I do not find any constitutional impediment to the measures enacted by Jacksonville. I would sustain the trial court’s action permitting Jacksonville to require appellants to exterminate the rodents and insects in their multi-unit projects, to put screens in the doors as they have in the windows, and to respond to the inspection notices. 
      
      . Dr. Hinkle further testified:
      “ . . . But there is a reason why screen doors with adequate closures have been prescribed, and it has to do with the fact that, in a community like this, people do leave their doors open even though they have the windows open, and that is why we put the screen doors.
      “Q. That may be true, but you have never seen a member of the Society Court [apartment building owned by appellants Stallings and Butts] leave their doors open?
      “A. I am not here to testify about the Society Court Apartments. I am a resident of another city, and I know nothing about those things. I am testifying about the reason why we put screen doors on it.
      “Q. If a unit lias adequate ventilation through the windows as per our Code and as per our Code requirements, there really is no necessity for opening a door except for the purpose of getting in or out; is that not true?
      “A. . . . That when children are playing in and out of doors, this is even more likely to happen. So that, regardless of what you or I or others might think is necessary for them to do, they are prone to do it, and we do put the screen doors on for the reason of preventing access of insects at this time.”
     
      
      . Griffin v. Sharpe, 65 So.2d 751 (Fla.1953); and Ellis v. Thiesen, 78 Fla. 47, 82 So. 607 (1919).
      
     
      
      . Section 906.306.5 states : “Every occupant of a single dwelling building and every owner of a building containing two or more dwelling units shall be responsible for the extermination of any insects, rodents, or other pests within the building or premises.”
     
      
      . Safer v. City of Jacksonville, 237 So.2d 8 (1 Fla.App.1970), wherein this court held that the keeping of occupied rental units in a clean and sanitary condition could not be imposed upon tlie owner.
     
      
      . G. Orwell, 1984 (1949).
     
      
      . Magna Cliarta or the Great Charter of King John, June 15, A.D. 1215; and the Declaration of Independence, July 4, 1776.
     
      
      . “[T]he legislative authority, acting within its proper field, is not bound to extend its regulation to all cases which it might possibly reach.
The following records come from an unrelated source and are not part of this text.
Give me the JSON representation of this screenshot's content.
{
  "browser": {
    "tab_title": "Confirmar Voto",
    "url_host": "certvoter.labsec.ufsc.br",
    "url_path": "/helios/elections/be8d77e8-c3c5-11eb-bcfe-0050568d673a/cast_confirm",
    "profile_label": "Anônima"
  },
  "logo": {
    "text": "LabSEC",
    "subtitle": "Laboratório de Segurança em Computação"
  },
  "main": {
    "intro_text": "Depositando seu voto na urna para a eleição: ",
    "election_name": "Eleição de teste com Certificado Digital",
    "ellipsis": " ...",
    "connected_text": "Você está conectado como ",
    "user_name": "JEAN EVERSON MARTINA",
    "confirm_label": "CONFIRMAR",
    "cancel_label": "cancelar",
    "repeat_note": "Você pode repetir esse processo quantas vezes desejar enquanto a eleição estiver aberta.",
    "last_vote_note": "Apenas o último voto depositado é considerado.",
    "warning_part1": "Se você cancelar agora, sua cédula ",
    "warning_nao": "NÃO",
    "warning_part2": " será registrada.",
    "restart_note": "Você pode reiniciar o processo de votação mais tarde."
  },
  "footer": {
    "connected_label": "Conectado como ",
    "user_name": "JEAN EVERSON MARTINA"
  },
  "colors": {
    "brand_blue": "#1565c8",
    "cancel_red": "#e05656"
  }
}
The Legislature ‘is free to recognize degrees of harm and it may confine its restrictions to those classes of cases where the need is deemed to be clearest.’ If ‘the law presumably hits the evil where it is most felt, it is not to be overthrown because there are other instances to which it might have been applied.’ ” West Coast Hotel Co. v. Parrish, 300 U.S. 379, 400, 57 S.Ct. 578, 585-86, 81 L.Ed. 703, 713 (1937). See also, as sustaining legislative distinctions based on differences in regulated classes having some substantial relation to the legislative purpose, Hunter v. Flowers, 43 So.2d 435 (Fla.1950); Selby v. Bullock, 287 So.2d 18 (Fla.1973); and Lasky v. State Farm Ins. Co., 296 So.2d 9 (Fla.1974).